Populations, individuals, and biological racePosted in Articles, Health/Medicine/Genetics, Media Archive, Philosophy on 2024-04-29 02:01Z by Steven |
Populations, individuals, and biological race
Biology and Philosophy
Volume 39, article number 10, (2024)
24 pages
DOI: 10.1007/s10539-024-09946-0
M.A. Diamond-Hunter, Teaching Associate
Department of History and Philosophy of Science
Research Associate, Sidney Sussex College
University of Cambridge, Cambridge, United Kingdom
In this paper, I plan to show that the use of a specific population concept—Millstein’s Causal Interactionist Population Concept (CIPC)—has interesting and counter-intuitive ramifications for discussions of the reality of biological race in human beings.
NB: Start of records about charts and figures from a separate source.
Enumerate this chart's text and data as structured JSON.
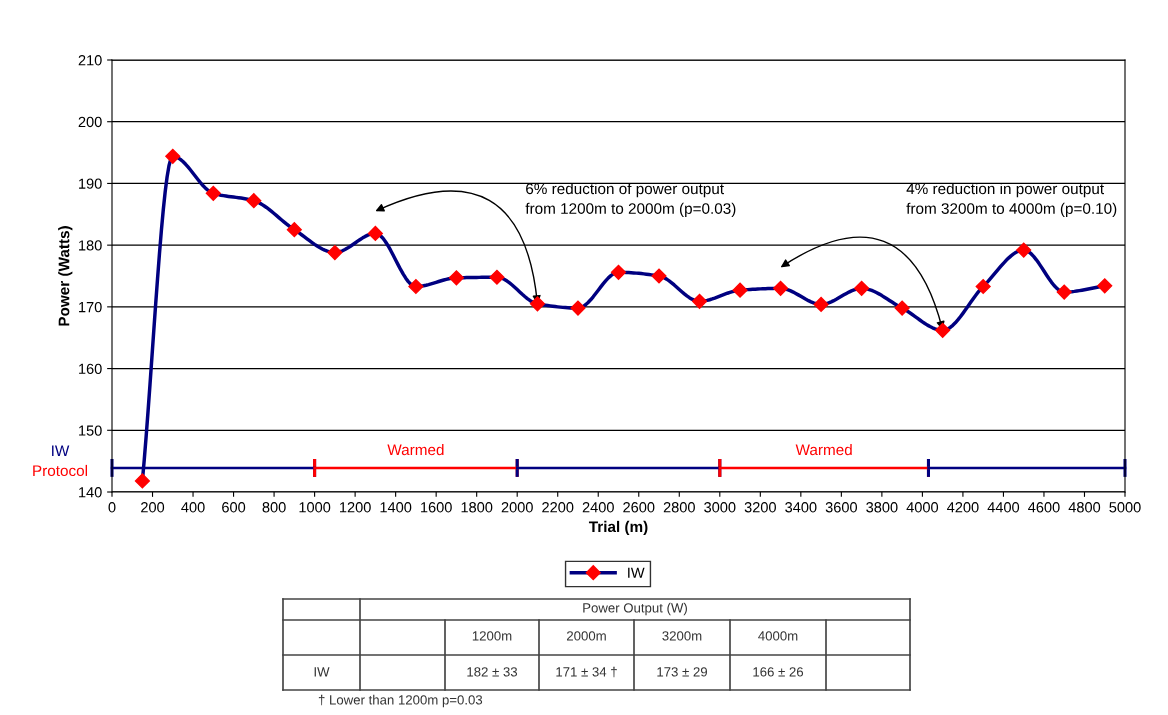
{
  "chart_data": {
    "type": "line",
    "xlabel": "Trial (m)",
    "ylabel": "Power (Watts)",
    "x": [
      150,
      300,
      500,
      700,
      900,
      1100,
      1300,
      1500,
      1700,
      1900,
      2100,
      2300,
      2500,
      2700,
      2900,
      3100,
      3300,
      3500,
      3700,
      3900,
      4100,
      4300,
      4500,
      4700,
      4900
    ],
    "series": [
      {
        "name": "IW",
        "color": "#000080",
        "marker": "diamond",
        "values": [
          141.8,
          194.4,
          188.4,
          187.2,
          182.5,
          178.8,
          181.9,
          173.3,
          174.7,
          174.8,
          170.5,
          169.8,
          175.6,
          175.0,
          170.9,
          172.7,
          173.0,
          170.4,
          173.0,
          169.8,
          166.2,
          173.3,
          179.2,
          172.4,
          173.4
        ]
      },
      {
        "type": "step",
        "color": "#000080",
        "x": [
          0,
          1000
        ],
        "values": [
          143.9,
          143.9
        ]
      },
      {
        "type": "step",
        "color": "#ff0000",
        "x": [
          1000,
          2000
        ],
        "values": [
          143.9,
          143.9
        ]
      },
      {
        "type": "step",
        "color": "#000080",
        "x": [
          2000,
          3000
        ],
        "values": [
          143.9,
          143.9
        ]
      },
      {
        "type": "step",
        "color": "#ff0000",
        "x": [
          3000,
          4030
        ],
        "values": [
          143.9,
          143.9
        ]
      },
      {
        "type": "step",
        "color": "#000080",
        "x": [
          4030,
          5000
        ],
        "values": [
          143.9,
          143.9
        ]
      }
    ],
    "line_style": "solid",
    "xlim": [
      0,
      5000
    ],
    "xticks": [
      0,
      200,
      400,
      600,
      800,
      1000,
      1200,
      1400,
      1600,
      1800,
      2000,
      2200,
      2400,
      2600,
      2800,
      3000,
      3200,
      3400,
      3600,
      3800,
      4000,
      4200,
      4400,
      4600,
      4800,
      5000
    ],
    "ylim": [
      140,
      210
    ],
    "yticks": [
      140,
      150,
      160,
      170,
      180,
      190,
      200,
      210
    ],
    "grid": "y",
    "legend": "bottom",
    "annotations": [
      {
        "text": "Warmed",
        "x": 1500,
        "y": 143.9
      },
      {
        "text": "Warmed",
        "x": 3515,
        "y": 143.9
      },
      "6% reduction of power output\nfrom 1200m to 2000m (p=0.03)",
      "4% reduction in power output\nfrom 3200m to 4000m (p=0.10)",
      "IW",
      "Protocol",
      "Power Output (W)",
      "1200m",
      "2000m",
      "3200m",
      "4000m",
      "IW",
      "182 ± 33",
      "171 ± 34 †",
      "173 ± 29",
      "166 ± 26",
      "† Lower than 1200m p=0.03"
    ]
  }
}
These peculiar ramifications apply to human beings writ large and to individuals. While this in and of itself may not be problematic, I plan to show that the ramifications that follow from applying Millstein’s CIPC to human beings complicates specific biological racial realist accounts—naïve or otherwise. I conclude with the notion that even if biological races do exist—by fulfilling all of the criteria needed for Millstein’s population concept (which, given particular worries raised by Gannett (Synthese 177:363–385, 2010), and Winther and Kaplan (Theoria 60:54–80, 2013) may not)—the lower-bound limit for the scope of biological racial realism is at the level of populations, and as such they cannot say anything about whether or not individual organisms themselves have races.